Will be on Palawan in a day or two, renting a motorbike exploring small villages. 
does anyone who have solid advice. 
Thanks in advance .


----------



## Asian Spirit (Mar 1, 2010)

northwoods said:


> Will be on Palawan in a day or two, renting a motorbike exploring small villages.
> does anyone who have solid advice.
> Thanks in advance .


Asking "locals" for advice on those groups when you get there might not be a good idea as the ones you ask could potentially be part of one of the groups you have concerns about.

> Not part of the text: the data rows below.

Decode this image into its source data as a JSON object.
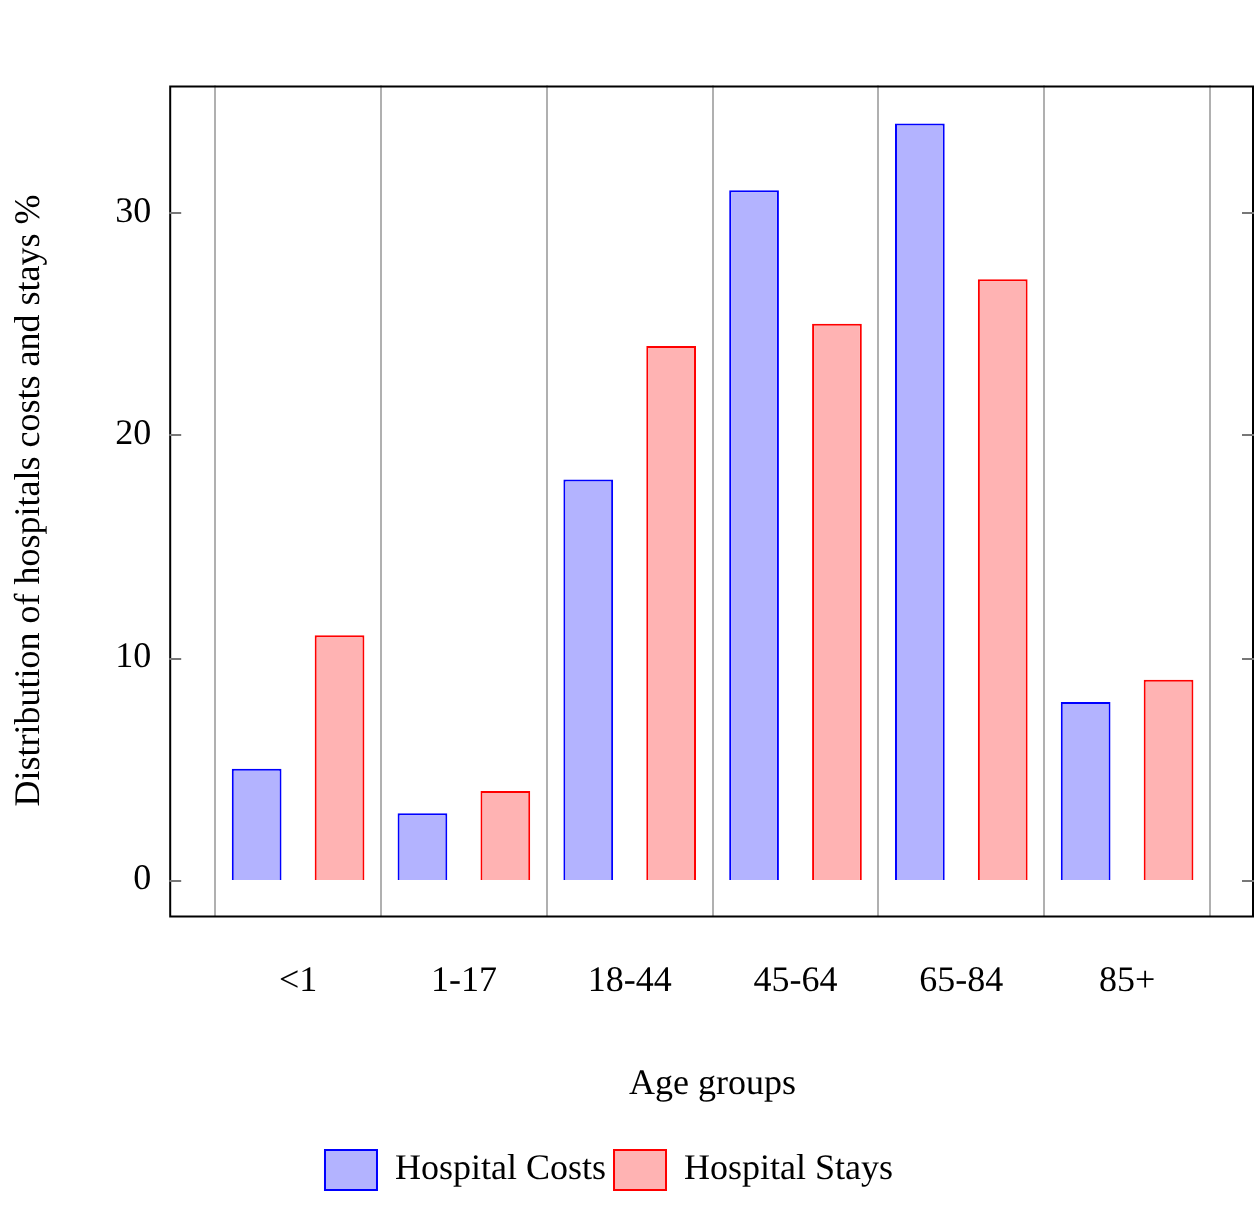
{
  "chart_data": {
    "type": "bar",
    "xlabel": "Age groups",
    "ylabel": "Distribution of hospitals costs and stays %",
    "categories": [
      "<1",
      "1-17",
      "18-44",
      "45-64",
      "65-84",
      "85+"
    ],
    "series": [
      {
        "name": "Hospital Costs",
        "color": "#b3b3ff",
        "values": [
          5,
          3,
          18,
          31,
          34,
          8
        ]
      },
      {
        "name": "Hospital Stays",
        "color": "#ffb3b3",
        "values": [
          11,
          4,
          24,
          25,
          27,
          9
        ]
      }
    ],
    "ylim": [
      -1.6,
      35.7
    ],
    "yticks": [
      0,
      10,
      20,
      30
    ],
    "grid": "x",
    "legend": "bottom"
  }
}
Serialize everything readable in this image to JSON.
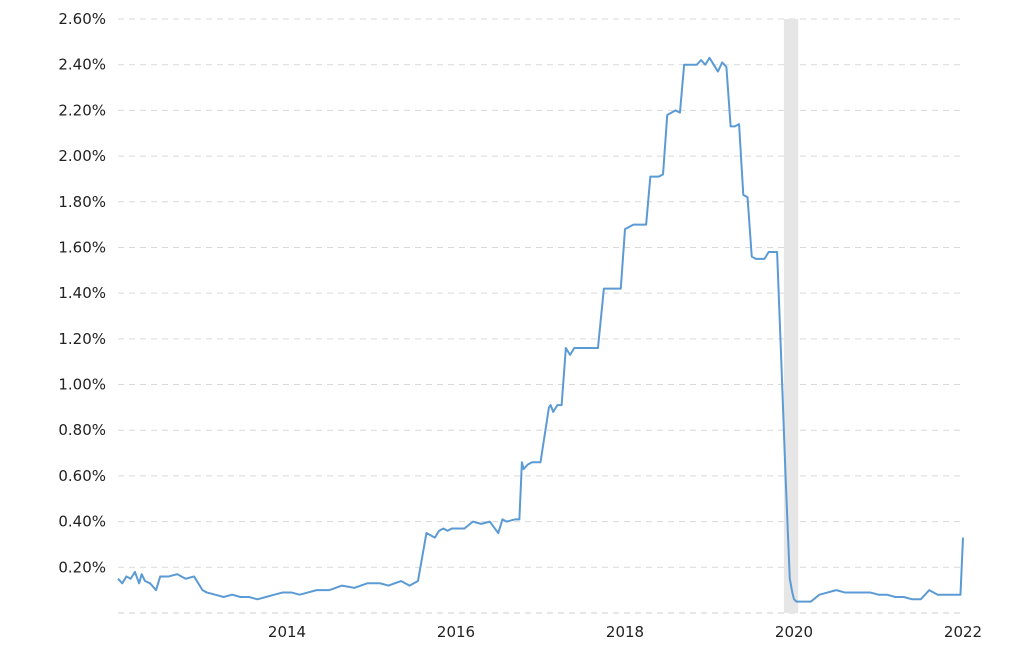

I've not been to that part of the country before so would suggest you wait till you arrive and visit with the federal police in whatever area you are considering for rides. This is one of the few times or purposes that I'd trust the police.


----------



## northwoods (Nov 14, 2013)

Thanks Jet
yes i made it from Northern Wisconsin to Quezon City, Stone House Bed and Breakfast.
in one of our posts you said i was up for a huge change in climate, you're very correct! 
however i'm doing excellent, i've cut my cigarette and coffee usage by apx 75%, 
without really trying... i feel very good ! The Filipinos are great i left 80% of my stress back in USA . 
I'm here with my Fiancee and upon meeting her Family several times, i couldn't be more satisfied!
many of the members here have expressed concerns, regarding extended family. 
Regular members know exactly where this idea is going ... 
The Family is great the only expectations are proper care for their daughter, 
and i enjoy their company and jokes.
Thanks for all the great members who have shared. :yo:


----------



## simonsays (Feb 11, 2009)

I been in palawan and theres no sign of MILF .. though splinter groups of NPA exist all over Philippines ...

and Abu sayaf kidnapped tourists from Dos Palmas years ago ... though nothing happened ever since ...

I that good info enough ?


----------



## northwoods (Nov 14, 2013)

hello and thanks you too.
the drinks are good tonight  
we leave tomorrow:tea:

Chuck and Roselyn


----------



## Cebu Citizen (Dec 13, 2013)

Right behind you Northwoods...I should be in Palawan in about two weeks, (May 8th or 9th), for some awesome scuba diving and then visit a few families we helped in Leyte after Yolanda. But Palawan first for some serious stress relief and then on to Letye and Samar before heading home again.


----------



## Palawenio (Mar 4, 2014)

Northwoods : I still say it's too bad you left Philippines on the same day I arrived.. 
Another "it's not meant to be" incident.


----------



## northwoods (Nov 14, 2013)

*palaweno*



Palawenio said:


> Northwoods : I still say it's too bad you left Philippines on the same day I arrived..
> Another "it's not meant to be" incident.


saw your posts ..
yep we should have met up .
are you on palawan now ?


----------